Ce qui attendait les élues était, il fallait le reconnaître, loin d’être insurmontable. L’éducation des apprenties consistait essentiellement à confirmer ce qui avait déjà été enseigné lors de l’enfance des demoiselles, à savoir les principes d’honnêteté, de morale, et de loyauté. Il ne fallait pas non plus oublier l’apprentissage d’une vie saine et équilibrée, l’une des bases de l’éducation des enfants sihonnites. L’hygiène de vie avait autant d’importance que les valeurs morales. S’y soustraire était inconcevable.

Certains rouages politiques également étaient inculqués aux futures asistis, comme le fonctionnement du sénat, les ordres établis dans le pays, et même certains procédés diplomatiques lorsqu’il fallait traiter avec des autonomies étrangères. Accompagnant de façon à peu près permanente l’Impératrice en sortie, mieux valait il connaître les façons d’approcher les interlocuteurs d’autres contrées aux mœurs parfois bien étranges pour les sihonnites. Leur apprentissage incluait encore bien d’autres choses, et entre autre même un enseignement aux stratégies militaires.

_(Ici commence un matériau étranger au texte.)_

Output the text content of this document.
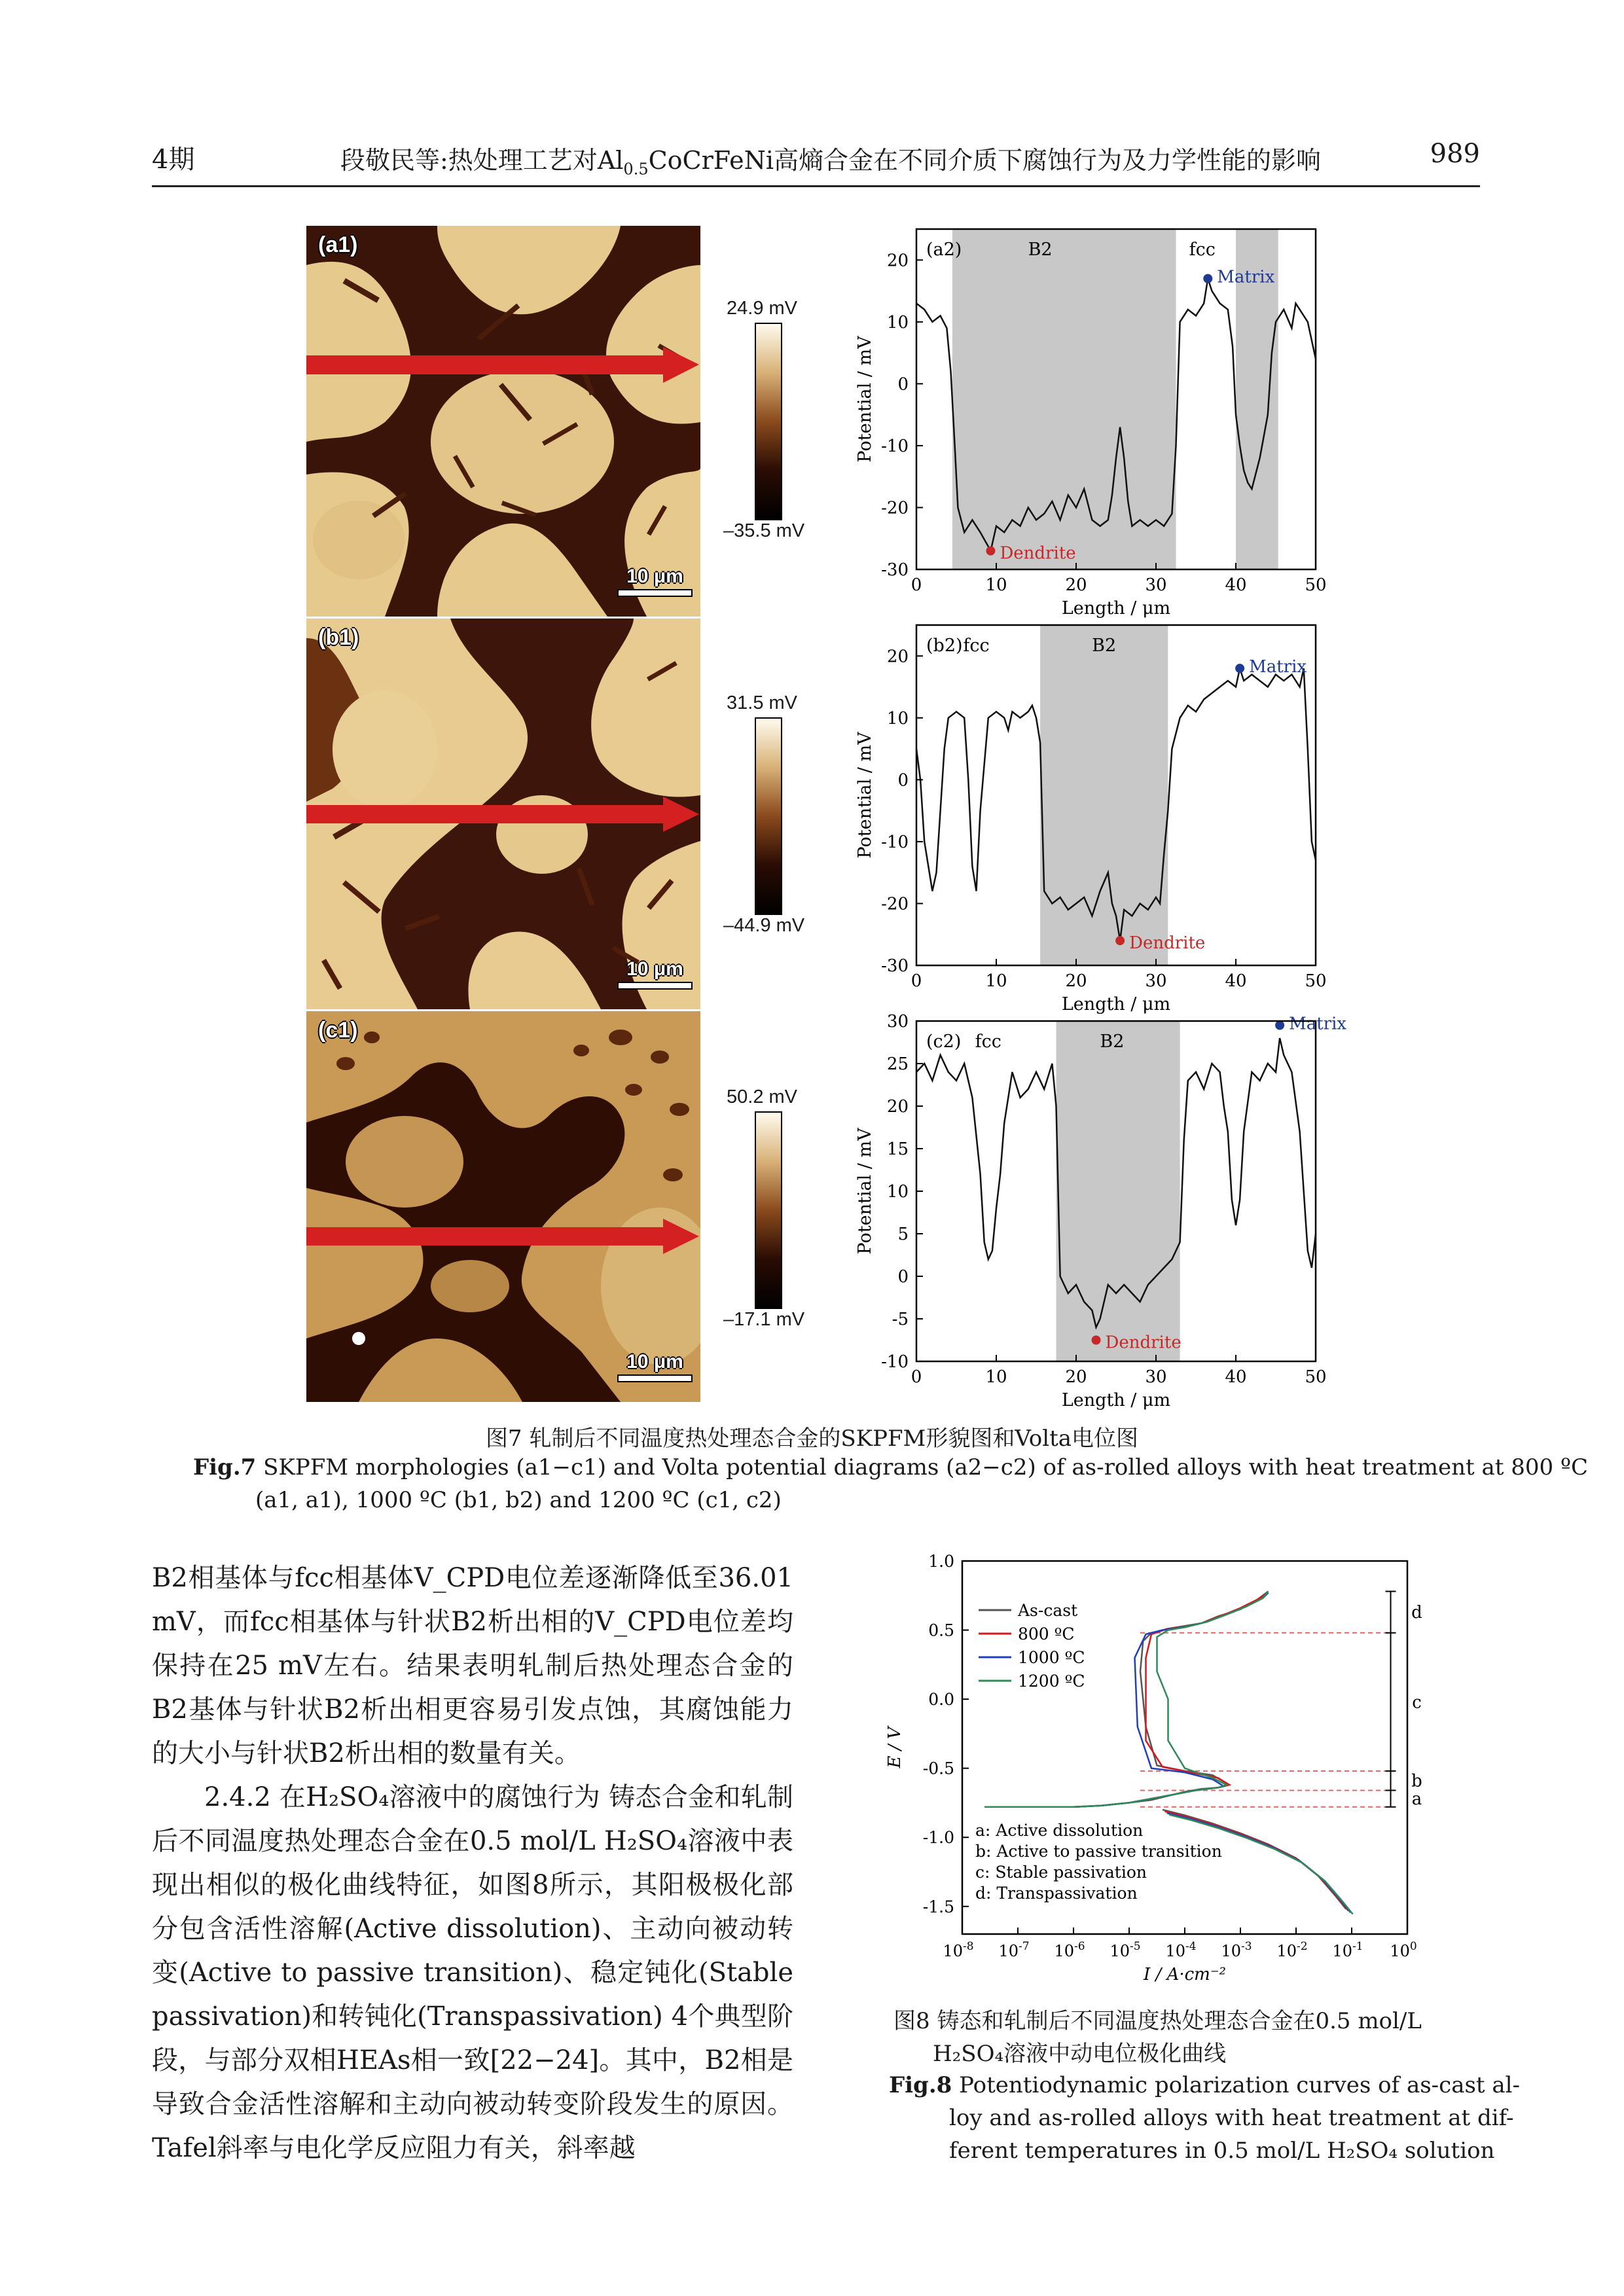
4期	段敬民等:热处理工艺对$Al_{0.5}CoCrFeNi$高熵合金在不同介质下腐蚀行为及力学性能的影响	989
(a1)
10 μm
(b1)
10 μm
(c1)
10 μm
24.9 mV
–35.5 mV
31.5 mV
–44.9 mV
50.2 mV
–17.1 mV
B2	fcc
(a2)
Dendrite
Matrix
0	10	20	30	40	50
-30
-20
-10
0
10
20
Length / μm
Potential / mV
fcc	B2
(b2)
Dendrite
Matrix
0	10	20	30	40	50
-30
-20
-10
0
10
20
Length / μm
Potential / mV
fcc	B2
(c2)
Dendrite
Matrix
0	10	20	30	40	50
-10
-5
0
5
10
15
20
25
30
Length / μm
Potential / mV
图7 轧制后不同温度热处理态合金的SKPFM形貌图和Volta电位图
Fig.7 SKPFM morphologies (a1−c1) and Volta potential diagrams (a2−c2) of as-rolled alloys with heat treatment at 800 ºC
(a1, a1), 1000 ºC (b1, b2) and 1200 ºC (c1, c2)

B2相基体与fcc相基体V_CPD电位差逐渐降低至36.01 mV，而fcc相基体与针状B2析出相的V_CPD电位差均保持在25 mV左右。结果表明轧制后热处理态合金的B2基体与针状B2析出相更容易引发点蚀，其腐蚀能力的大小与针状B2析出相的数量有关。

2.4.2 在H₂SO₄溶液中的腐蚀行为 铸态合金和轧制后不同温度热处理态合金在0.5 mol/L H₂SO₄溶液中表现出相似的极化曲线特征，如图8所示，其阳极极化部分包含活性溶解(Active dissolution)、主动向被动转变(Active to passive transition)、稳定钝化(Stable passivation)和转钝化(Transpassivation) 4个典型阶段，与部分双相HEAs相一致[22−24]。其中，B2相是导致合金活性溶解和主动向被动转变阶段发生的原因。Tafel斜率与电化学反应阻力有关，斜率越

d
c
b
a
As-cast
800 ºC
1000 ºC
1200 ºC
a: Active dissolution
b: Active to passive transition
c: Stable passivation
d: Transpassivation
$10^{-8}$ $10^{-7}$ $10^{-6}$ $10^{-5}$ $10^{-4}$ $10^{-3}$ $10^{-2}$ $10^{-1}$ $10^0$
-1.5
-1.0
-0.5
0.0
0.5
1.0
I / A·cm⁻²
E / V
图8 铸态和轧制后不同温度热处理态合金在0.5 mol/L
H₂SO₄溶液中动电位极化曲线
Fig.8 Potentiodynamic polarization curves of as-cast al-
loy and as-rolled alloys with heat treatment at dif-
ferent temperatures in 0.5 mol/L H₂SO₄ solution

Et pourtant, tout cela leur était quasiment et bien souvent d’une totale inutilité. Car il fallait bien reconnaître qu’à part entretenir l’Impératrice, les asistis ne faisaient rien d’autre. Elles n’avaient aucun pouvoir, n’étaient pas considérées comme conseillères, ne représentaient donc rien du tout d’un point de vue politique, ne partaient jamais au combat, ne pouvaient se substituer à l’Impératrice si cette dernière ne venait à être absente ou pire. Elles n’avaient même pas le droit aux confidences de leur souveraine. En même temps, cela aurait été plutôt mal perçu ; une Impératrice n’avait à se confier à personne. Se confier signifiait ne pas avoir totale confiance en soi. Un souverain digne de ce nom avait toujours raison, et n’avait pas à demander conseil. Bien sûr, la mise en place du Sénat lors du règne de Sasnasis changea en partie ce point de vue, et autorisa plus de clémence sur ce sujet là.

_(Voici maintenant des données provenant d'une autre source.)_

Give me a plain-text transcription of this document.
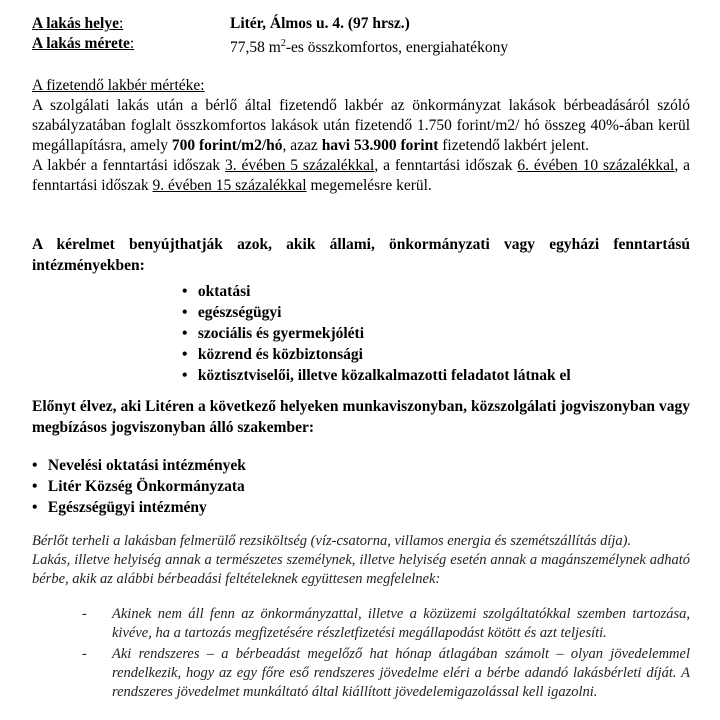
A lakás helye:	Litér, Álmos u. 4. (97 hrsz.)
A lakás mérete:	77,58 $m^2-es$ összkomfortos, energiahatékony
A fizetendő lakbér mértéke:
A szolgálati lakás után a bérlő által fizetendő lakbér az önkormányzat lakások bérbeadásáról szóló szabályzatában foglalt összkomfortos lakások után fizetendő 1.750 forint/m2/ hó összeg 40%-ában kerül megállapításra, amely 700 forint/m2/hó, azaz havi 53.900 forint fizetendő lakbért jelent.
A lakbér a fenntartási időszak 3. évében 5 százalékkal, a fenntartási időszak 6. évében 10 százalékkal, a fenntartási időszak 9. évében 15 százalékkal megemelésre kerül.
A kérelmet benyújthatják azok, akik állami, önkormányzati vagy egyházi fenntartású intézményekben:
• oktatási
• egészségügyi
• szociális és gyermekjóléti
• közrend és közbiztonsági
• köztisztviselői, illetve közalkalmazotti feladatot látnak el
Előnyt élvez, aki Litéren a következő helyeken munkaviszonyban, közszolgálati jogviszonyban vagy megbízásos jogviszonyban álló szakember:
• Nevelési oktatási intézmények
• Litér Község Önkormányzata
• Egészségügyi intézmény
Bérlőt terheli a lakásban felmerülő rezsiköltség (víz-csatorna, villamos energia és szemétszállítás díja).
Lakás, illetve helyiség annak a természetes személynek, illetve helyiség esetén annak a magánszemélynek adható bérbe, akik az alábbi bérbeadási feltételeknek együttesen megfelelnek:
-	Akinek nem áll fenn az önkormányzattal, illetve a közüzemi szolgáltatókkal szemben tartozása, kivéve, ha a tartozás megfizetésére részletfizetési megállapodást kötött és azt teljesíti.
-	Aki rendszeres – a bérbeadást megelőző hat hónap átlagában számolt – olyan jövedelemmel rendelkezik, hogy az egy főre eső rendszeres jövedelme eléri a bérbe adandó lakásbérleti díját. A rendszeres jövedelmet munkáltató által kiállított jövedelemigazolással kell igazolni.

Mais s’occuper d’une Impératrice était déjà en soit une fonction à temps plein. Elles étaient neuf, et même si le palais impérial était bien plus petit que ne pouvaient l’être certains châteaux de seigneurs étrangers aux ambitions démesurées, le travail ne manquait pas. Il fallait toujours s’assurer que l’Impératrice ne manquât de rien, qu’elle se portât bien, et que le palais soit impeccable. Mais les asistis avaient plaisir à faire cela, et surtout, elles aussi ne manquaient pas d’attention. Elles bénéficiaient des richesses impériales, du confort du palais, puisqu’elles y logeaient, et plutôt agréablement. D’autant que l’Impératrice ne se montrait jamais des plus dures, bien au contraire. Les valeurs morales prenaient toujours le pas sur le matériel. Le respect des autres passait avant le respect des biens. L’Impératrice aimait et vénérait ses asistis, les asistis aimaient et vénéraient leur Impératrice. La relation entre les femmes allait bien au-delà des simples rapports servantes maîtresse. Les asistis couvaient leur souveraine comme une mère ses enfants. Et l’Impératrice respectait ses asistis comme un enfant sa mère. Où, là, en l’occurrence ses mères. Et ceci même si toutes ces femmes avaient le même âge ou presque. Neuf asistis et une Impératrice formant le chiffre dix comme les dix anciennes provinces des terres Aresthie selon l’ancienne légende.

Il est alors plus aisé de comprendre la réaction de tristesse des asistis lorsqu’elles apprirent que Sohina, leur Impératrice, allait se sacrifier et mourir dans une petite heure. Car une mère réagirait de la même façon en apprenant que son fils, ou sa fille, allait mourir.

L’Impératrice suivit Kaïcina, et les deux femmes s’engagèrent vers les salles de bain. Aucune parole ne fut prononcée. Pourtant, l’asistis dut bien se retenir pour ne pas adresser le moindre mot à l’attention de Sohina, ni lui poser la moindre question. Tout comme le capitaine, elle aurait souhaité qu’une autre solution soit trouvée. Et elle ne doutait de la possible existence d’une alternative. Mais elle connaissait les principes fondateurs de Sihonné. L’Impératrice avait pris ses responsabilités. Elle n’avait jamais tort. Elle ne se trompait jamais. Aux yeux du peuple en tout cas.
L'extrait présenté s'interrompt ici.